Most providers, including local governments, which are enrolled in the Florida Medicaid program must pay direct care workers $15 an hour. However, nursing homes are required to pay their entire staff a minimum of $15 an hour.
Increases apply to managed care companies, nursing homes, and intermediate care facilities for the developmentally disabled, as well as most providers outside of the mandatory managed care program and bill Medicaid based on a fee-for-service schedule.
But not all fee-for-service providers are slated for this increase.
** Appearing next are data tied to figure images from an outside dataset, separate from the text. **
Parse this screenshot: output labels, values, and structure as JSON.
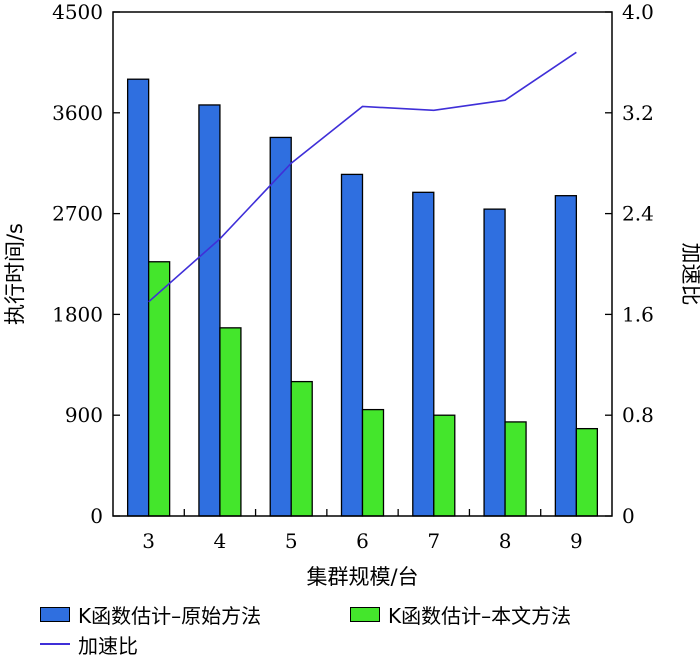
{
  "chart_data": {
    "type": "bar",
    "categories": [
      "3",
      "4",
      "5",
      "6",
      "7",
      "8",
      "9"
    ],
    "xlabel": "集群规模/台",
    "ylabel": "执行时间/s",
    "y2label": "加速比",
    "ylim": [
      0,
      4500
    ],
    "y2lim": [
      0,
      4.0
    ],
    "yticks": [
      "0",
      "900",
      "1800",
      "2700",
      "3600",
      "4500"
    ],
    "y2ticks": [
      "0",
      "0.8",
      "1.6",
      "2.4",
      "3.2",
      "4.0"
    ],
    "series": [
      {
        "name": "K函数估计–原始方法",
        "kind": "bar",
        "color": "#2f6fe0",
        "values": [
          3900,
          3670,
          3380,
          3050,
          2890,
          2740,
          2860
        ]
      },
      {
        "name": "K函数估计–本文方法",
        "kind": "bar",
        "color": "#44e62c",
        "values": [
          2270,
          1680,
          1200,
          950,
          900,
          840,
          780
        ]
      },
      {
        "name": "加速比",
        "kind": "line",
        "axis": "right",
        "color": "#3f2fd8",
        "values": [
          1.7,
          2.2,
          2.8,
          3.25,
          3.22,
          3.3,
          3.68
        ]
      }
    ],
    "legend": "bottom",
    "grid": false
  }
}
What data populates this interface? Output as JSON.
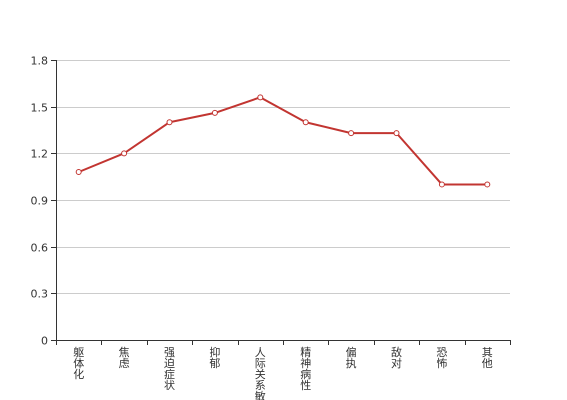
{
  "chart_data": {
    "type": "line",
    "title": "",
    "xlabel": "",
    "ylabel": "",
    "categories": [
      "躯体化",
      "焦虑",
      "强迫症状",
      "抑郁",
      "人际关系敏感",
      "精神病性",
      "偏执",
      "敌对",
      "恐怖",
      "其他"
    ],
    "values": [
      1.08,
      1.2,
      1.4,
      1.46,
      1.56,
      1.4,
      1.33,
      1.33,
      1.0,
      1.0
    ],
    "ylim": [
      0,
      1.8
    ],
    "yticks": [
      "0",
      "0.3",
      "0.6",
      "0.9",
      "1.2",
      "1.5",
      "1.8"
    ],
    "grid": true,
    "legend": "none",
    "series_color": "#c23531",
    "marker_fill": "#ffffff"
  }
}
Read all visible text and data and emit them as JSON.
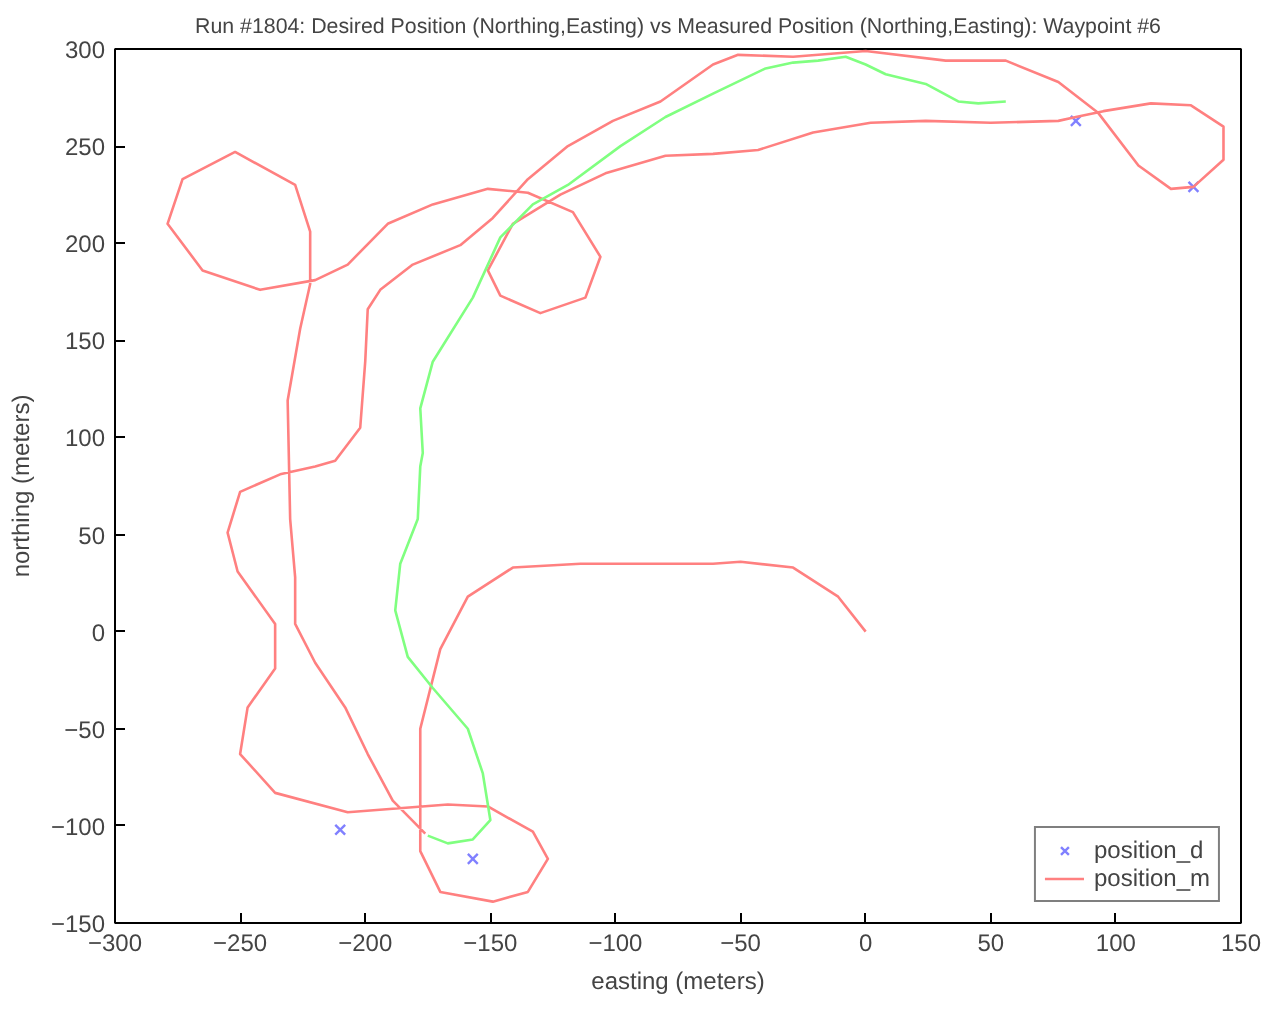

The agency said the increases would not apply to the fee schedules used for pediatric surgeries, behavior analysis; early intervention services; durable medical equipment and medical supply services, and Regional Perinatal Intensive Care Center (RPICC) neonatal services or obstetrical services, among others.
The rates for Medicaid managed long-term care and ordered medical assistance plans have already been adjusted, effective Oct. 1, to accommodate for the new minimum wage requirements.
In 2020, Florida voters passed a constitutional amendment that raises the wage floor to $15 per hour by 2026. Each year on Sept. 30, the minimum wage will increase by $1 until 2026, when it hits $15 per hour.
After that, the minimum wage will be tied to inflation.
Senate President Wilton Simpson championed the inclusion of wage increases for direct care workers, all nursing home staff, and state employees in the state fiscal year 2022-2023 budget.